Sin duda, uno de los aspectos de la vida, de la biología humana si me lo permiten, que más interés ha tenido para la ciencia ha sido el tamaño del pene. Tenemos información objetiva de la escasa relación que tiene el tamaño con su principal misión, conviene aclarar que es la capacidad reproductiva, e incluso con la otra misión principal, el placer. Sin embargo, esta sigue siendo una cuestión que nos preocupa en exceso. Cierto es que algunos tiene un interés particular, por ejemplo la industria de la profilaxis (verdaderamente preocupada por acertar con el tamaño de los preservativos), pero en general se trata de una cuestión más cercana al orgullo nacional, sobre todo cuando publican los famosos ranking. Quizás por ello, los urólogos han detectado, desde fases tempranas de la investigación, la escasa solvencia de las mediciones de penes que se han realizado. No solo por la inexistencia de condiciones ambientales necesarias (temperatura, tiempo sin actividad previa, estimulación…) sino principalmente por los voluntarios que se presentan a estas mediciones

Son diversos los estudios sobre los estudios realizados (esto del estudio redundante o metaestudio es algo que gusta mucho a los científicos) que observaron que los individuos que se presentaban a este tipo de mediciones estaban especialmente orgullosos del tamaño de su pene. Algo lógico, qué duda cabe que para que te llamen pitocorto no vas a ir a que te mida el miembro un científico loco que a saber dónde ha metido antes las manos…, pero que produce un sesgo evidente en el resultado, lo que pone en entredicho el orgullo nacional. 

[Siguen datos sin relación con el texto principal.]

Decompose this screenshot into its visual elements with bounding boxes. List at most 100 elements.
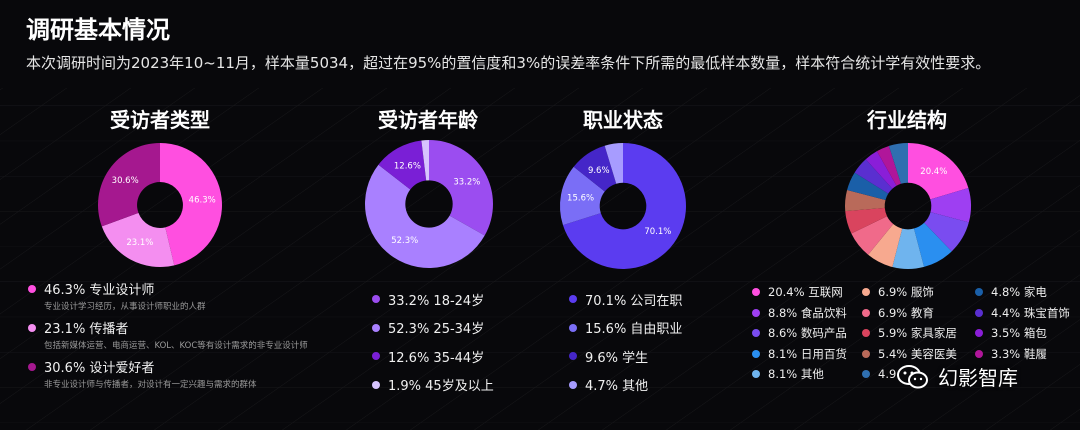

Dentro de las ciencias sociales, donde contamos frecuentemente con datos sobre el comportamiento de las personas recogidos a través de diversos medios, es habitual encontrar estos tipo de errores. Antes hemos hecho referencia a las estimaciones electorales, lugar común para un buen número de errores, sesgos… y lo cabrona que es la gente, que le da por mentir para dejar mal a sociólogos y politólogos. Pollster que deberían recurrir a nuevas herramientas como las resonancias magnéticas, fetiche del neuromarketing, para saber primero si los encuestados mienten y conocer la solidez de su respuesta. Aunque también habría que tener en cuenta ese fallo en la medición de estos aparatos que pone en cuestión 15 años de investigaciones: doble salto mortal. 

Complejo escenario en el que los científicos sociales sobreviven con toda la solvencia posible y que, en realidad, es mucho más sencillo y riguroso de lo que esta colección de tópicos, ejemplos maniqueos y un montón de texto permite ver. Al menos, eso sí, este post servirá para presentar un argumento de peso con el que, cuando veamos el lugar que ocupamos en el ranking de tamaño de pene, podamos afirmar que se trata de un estudio con evidentes fallos metodológicos. Siempre que el resultado no nos beneficie, claro.